In the case of Atlassian, his claim is that the engineers produce higher quality work faster during autonomous time because they are working for themselves. I agree that this has a lot of merit, but I disagree that this measurement alone can prove his point. In a typical development environment, engineers report to product managers. Product managers set the specifications and timelines. Typically, the communication between the engineer and the product manager is poor and this poor communication leads to bugs, missed deadlines, and subpar products. Much has been written on this subject (see Agile, XP, Scrum, Kanban). While this isn't the only difference between autonomous and required development, it does provide reasonable justification to question the percentage that autonomy plays in the success of Fedex days.

Next, Encarta versus Wikipedia. Again, I agree that there is much more incentive to contribute to wikipedia as an individual versus a requirement to work on Encarta as an employee. However, I attribute to that discrepancy very little influence in the eventual failure of Encarta. Three other factors played a very large role in the outcome of the Encarta / Wikipedia showdown,
  1. It happened right around when the internet was becoming ubiquitous.
  2. Wikipedia is a SaaS model: available anywhere; always up to date; social. Contrast that against Encarta which was available only on your machine, valid only at the time of install, and did not provide a straightforward way to share information with everyone.
  3. Wikipedia is free (See Chris Anderson, Freemium).
Ultimately I'm not opposed to his proposal; I'm just not convinced by his two examples.

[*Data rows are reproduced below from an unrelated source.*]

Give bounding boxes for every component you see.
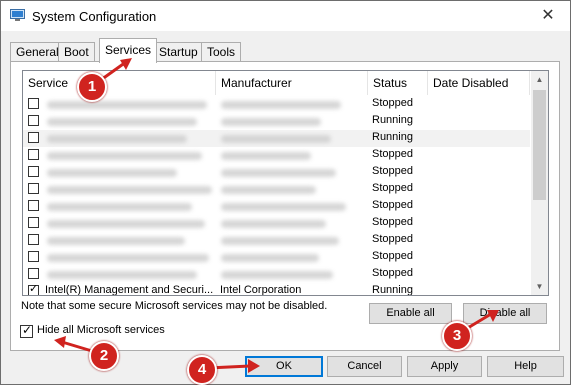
row-checkbox[interactable] <box>28 115 39 126</box>
scroll-thumb[interactable] <box>533 90 546 200</box>
tab-tools[interactable]: Tools <box>201 42 242 62</box>
close-icon[interactable]: ✕ <box>526 1 570 31</box>
column-header-status[interactable]: Status <box>368 71 428 95</box>
secure-services-note: Note that some secure Microsoft services… <box>21 300 328 312</box>
row-checkbox[interactable] <box>28 149 39 160</box>
table-row[interactable]: Stopped <box>23 215 530 232</box>
tab-boot[interactable]: Boot <box>58 42 95 62</box>
table-row[interactable]: Running <box>23 113 530 130</box>
row-status: Stopped <box>372 216 413 228</box>
manufacturer-redacted <box>221 220 326 228</box>
manufacturer-redacted <box>221 237 339 245</box>
tab-startup[interactable]: Startup <box>153 42 204 62</box>
row-checkbox[interactable] <box>28 234 39 245</box>
service-name-redacted <box>47 186 212 194</box>
title-bar: System Configuration ✕ <box>1 1 570 31</box>
table-row[interactable]: Stopped <box>23 181 530 198</box>
manufacturer-redacted <box>221 254 319 262</box>
row-checkbox[interactable] <box>28 268 39 279</box>
service-name-redacted <box>47 203 192 211</box>
enable-all-button[interactable]: Enable all <box>369 303 452 324</box>
column-header-date-disabled[interactable]: Date Disabled <box>428 71 530 95</box>
table-row[interactable]: Stopped <box>23 266 530 283</box>
service-name-redacted <box>47 271 197 279</box>
row-status: Stopped <box>372 250 413 262</box>
table-row[interactable]: Stopped <box>23 147 530 164</box>
msconfig-icon <box>10 9 25 21</box>
row-service-name: Intel(R) Management and Securi... <box>45 284 214 296</box>
cancel-button[interactable]: Cancel <box>327 356 402 377</box>
manufacturer-redacted <box>221 271 333 279</box>
scroll-down-icon[interactable]: ▼ <box>531 278 548 295</box>
service-name-redacted <box>47 220 205 228</box>
manufacturer-redacted <box>221 169 336 177</box>
row-checkbox[interactable] <box>28 217 39 228</box>
vertical-scrollbar[interactable]: ▲ ▼ <box>531 71 548 295</box>
row-status: Stopped <box>372 97 413 109</box>
help-button[interactable]: Help <box>487 356 564 377</box>
window-title: System Configuration <box>32 9 157 24</box>
service-name-redacted <box>47 169 177 177</box>
manufacturer-redacted <box>221 186 316 194</box>
table-row[interactable]: Stopped <box>23 198 530 215</box>
row-checkbox[interactable] <box>28 98 39 109</box>
manufacturer-redacted <box>221 152 311 160</box>
row-status: Stopped <box>372 267 413 279</box>
table-row[interactable]: Intel(R) Management and Securi... Intel … <box>23 282 530 296</box>
services-list[interactable]: Service Manufacturer Status Date Disable… <box>22 70 549 296</box>
row-checkbox[interactable] <box>28 132 39 143</box>
hide-microsoft-services-checkbox[interactable] <box>20 323 33 338</box>
service-name-redacted <box>47 101 207 109</box>
annotation-badge-4: 4 <box>187 355 217 385</box>
row-status: Running <box>372 284 413 296</box>
row-status: Stopped <box>372 199 413 211</box>
row-checkbox[interactable] <box>28 166 39 177</box>
row-checkbox[interactable] <box>28 183 39 194</box>
row-status: Stopped <box>372 233 413 245</box>
manufacturer-redacted <box>221 135 331 143</box>
manufacturer-redacted <box>221 203 346 211</box>
row-checkbox[interactable] <box>28 251 39 262</box>
row-status: Stopped <box>372 165 413 177</box>
row-status: Stopped <box>372 148 413 160</box>
table-row[interactable]: Stopped <box>23 232 530 249</box>
column-header-manufacturer[interactable]: Manufacturer <box>216 71 368 95</box>
row-manufacturer: Intel Corporation <box>220 284 302 296</box>
services-rows: Stopped Running Running Stopped Stopped … <box>23 96 530 296</box>
tab-general[interactable]: General <box>10 42 65 62</box>
service-name-redacted <box>47 254 209 262</box>
row-status: Running <box>372 131 413 143</box>
annotation-badge-3: 3 <box>442 321 472 351</box>
table-row[interactable]: Running <box>23 130 530 147</box>
apply-button[interactable]: Apply <box>407 356 482 377</box>
service-name-redacted <box>47 118 197 126</box>
row-status: Running <box>372 114 413 126</box>
manufacturer-redacted <box>221 118 321 126</box>
annotation-badge-2: 2 <box>89 341 119 371</box>
table-row[interactable]: Stopped <box>23 164 530 181</box>
manufacturer-redacted <box>221 101 341 109</box>
service-name-redacted <box>47 152 202 160</box>
service-name-redacted <box>47 135 187 143</box>
annotation-badge-1: 1 <box>77 72 107 102</box>
service-name-redacted <box>47 237 185 245</box>
table-row[interactable]: Stopped <box>23 249 530 266</box>
row-status: Stopped <box>372 182 413 194</box>
scroll-up-icon[interactable]: ▲ <box>531 71 548 88</box>
row-checkbox[interactable] <box>28 282 39 295</box>
row-checkbox[interactable] <box>28 200 39 211</box>
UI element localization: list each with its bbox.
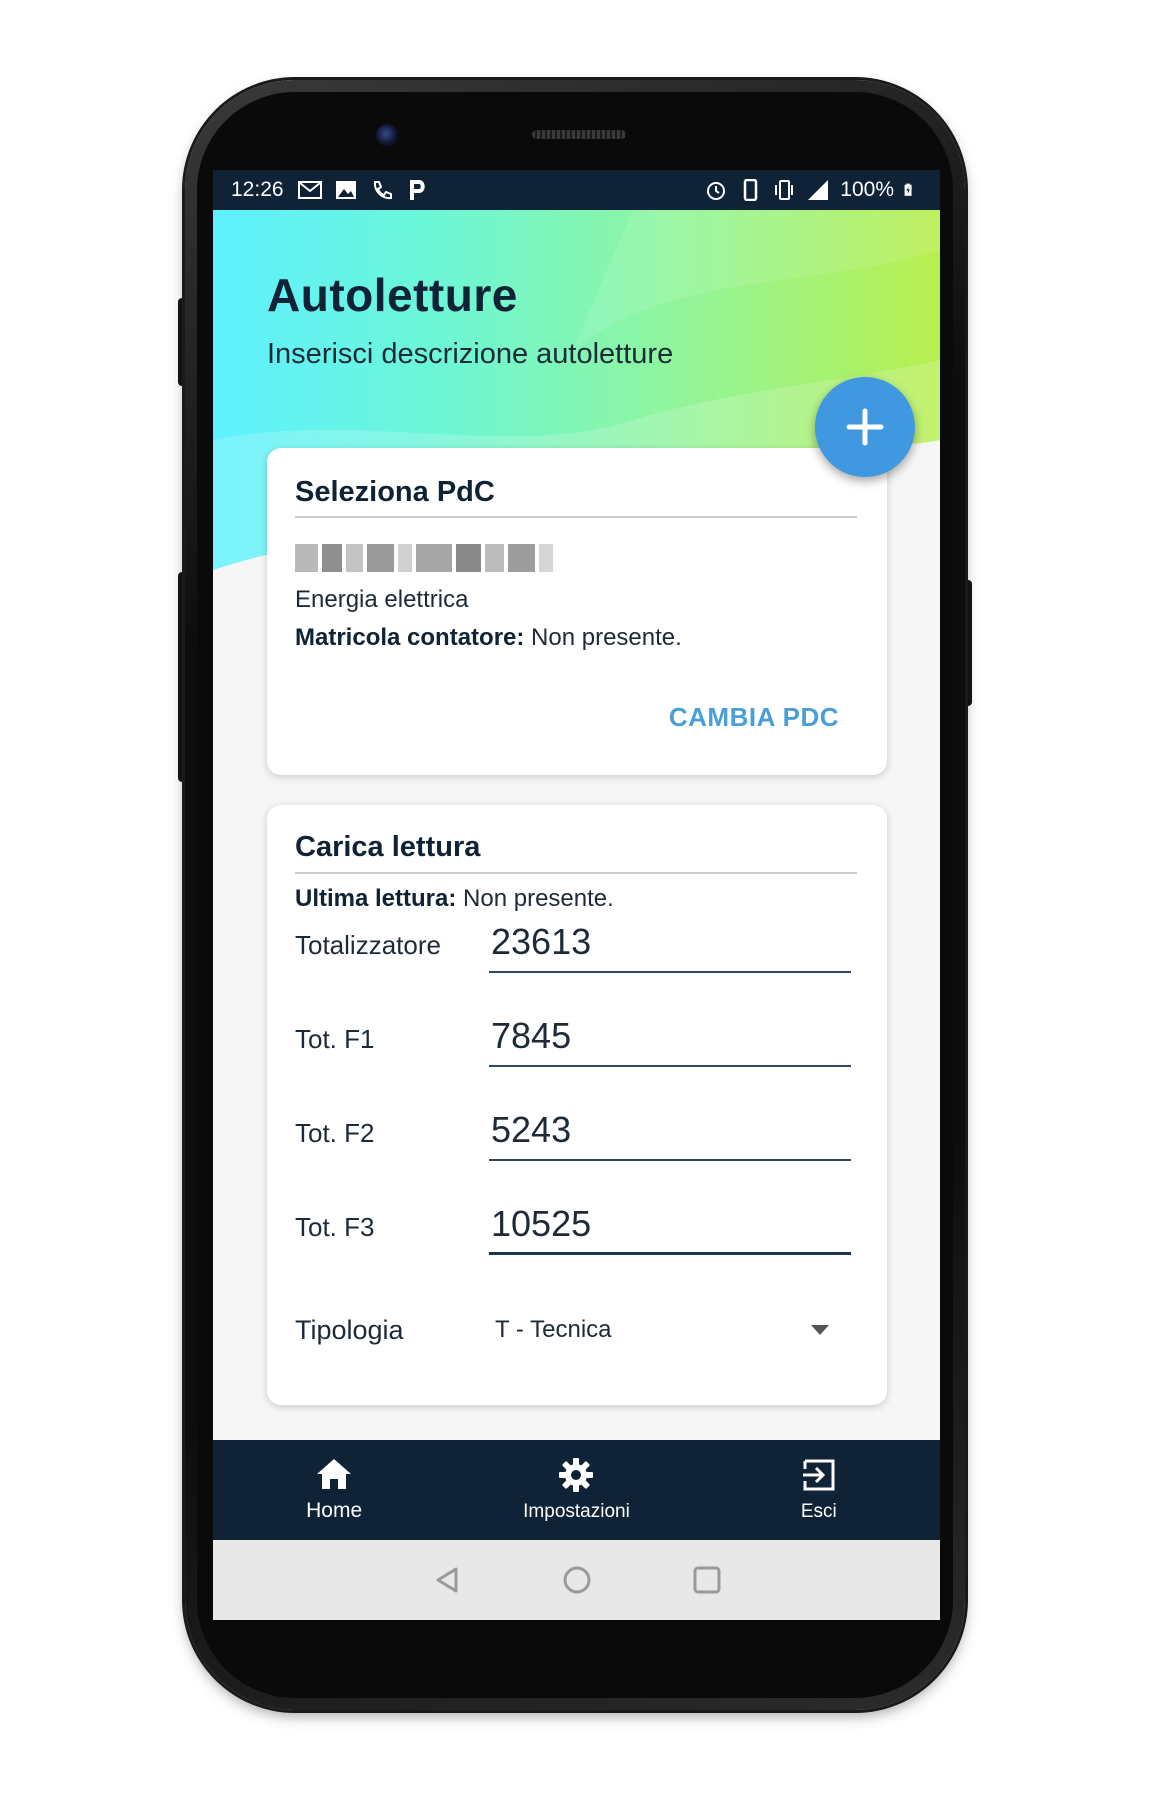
pdc-card-title: Seleziona PdC <box>295 476 495 508</box>
meter-label: Matricola contatore: <box>295 624 525 651</box>
meter-info: Matricola contatore: Non presente. <box>295 624 682 652</box>
home-circle-icon[interactable] <box>562 1565 592 1595</box>
meter-value: Non presente. <box>531 624 682 651</box>
field-row-f1: Tot. F1 <box>295 1007 857 1067</box>
pdc-code-redacted <box>295 544 553 572</box>
signal-icon <box>808 180 829 200</box>
phone-outline-icon <box>744 179 758 201</box>
system-navigation-bar <box>213 1540 940 1620</box>
reading-card-title: Carica lettura <box>295 831 481 863</box>
tot-f3-input[interactable] <box>489 1203 851 1255</box>
reading-card: Carica lettura Ultima lettura: Non prese… <box>267 805 887 1405</box>
nav-home[interactable]: Home <box>213 1440 455 1540</box>
field-row-f2: Tot. F2 <box>295 1101 857 1161</box>
battery-charging-icon <box>904 183 912 196</box>
exit-icon <box>802 1459 835 1491</box>
image-icon <box>335 181 356 199</box>
supply-type: Energia elettrica <box>295 586 469 613</box>
nav-home-label: Home <box>306 1499 363 1522</box>
field-row-f3: Tot. F3 <box>295 1195 857 1255</box>
page-subtitle: Inserisci descrizione autoletture <box>267 338 674 370</box>
earpiece-speaker <box>532 130 626 139</box>
last-reading-value: Non presente. <box>463 885 614 912</box>
nav-settings[interactable]: Impostazioni <box>455 1440 697 1540</box>
back-icon[interactable] <box>432 1565 462 1595</box>
dropdown-arrow-icon <box>811 1325 829 1335</box>
gmail-icon <box>297 181 322 199</box>
page-title: Autoletture <box>267 269 518 321</box>
battery-percent: 100% <box>840 178 894 201</box>
field-label: Tot. F2 <box>295 1118 375 1148</box>
bottom-navigation: Home Impostazioni Esci <box>213 1440 940 1540</box>
vibrate-icon <box>775 180 794 200</box>
app-screen: 12:26 100% Autoletture Inserisci descriz… <box>213 170 940 1620</box>
field-label: Tot. F1 <box>295 1024 375 1054</box>
type-select-row: Tipologia T - Tecnica <box>295 1305 857 1355</box>
gear-icon <box>559 1458 594 1492</box>
tot-f1-input[interactable] <box>489 1015 851 1067</box>
add-reading-button[interactable] <box>815 377 915 477</box>
reading-card-divider <box>295 872 857 874</box>
type-select-value: T - Tecnica <box>495 1316 612 1343</box>
status-time: 12:26 <box>231 178 284 201</box>
alarm-icon <box>707 182 726 200</box>
type-label: Tipologia <box>295 1315 404 1345</box>
change-pdc-button[interactable]: CAMBIA PDC <box>669 702 839 733</box>
plus-icon <box>846 408 884 446</box>
last-reading-label: Ultima lettura: <box>295 885 457 912</box>
phone-settings-icon <box>373 181 392 200</box>
totalizzatore-input[interactable] <box>489 921 851 973</box>
front-camera <box>376 124 398 146</box>
parking-icon <box>409 180 425 200</box>
nav-exit-label: Esci <box>800 1501 837 1522</box>
field-label: Totalizzatore <box>295 930 441 960</box>
recents-icon[interactable] <box>692 1565 722 1595</box>
last-reading-info: Ultima lettura: Non presente. <box>295 885 614 913</box>
pdc-card: Seleziona PdC Energia elettrica Matricol… <box>267 448 887 775</box>
nav-settings-label: Impostazioni <box>523 1501 630 1522</box>
field-label: Tot. F3 <box>295 1212 375 1242</box>
type-select[interactable]: T - Tecnica <box>495 1305 845 1355</box>
pdc-card-divider <box>295 516 857 518</box>
nav-exit[interactable]: Esci <box>698 1440 940 1540</box>
home-icon <box>317 1459 352 1489</box>
field-row-totalizzatore: Totalizzatore <box>295 913 857 973</box>
tot-f2-input[interactable] <box>489 1109 851 1161</box>
status-bar: 12:26 100% <box>213 170 940 210</box>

My feeling is that material gain must still be taken into account. For example, consider a job that pays $200,000 versus a job paying only $40,000 that promised full autonomy in choosing projects and deadlines: very few engineers will choose the latter. At 200,000 against 160,000, you'd potentially have a strong case.

My conclusion is that autonomy, mastery, and purpose drive higher quality innovation, but that the level at which those drivers operate is variable. Furthermore, this debate needs more unassailable data points.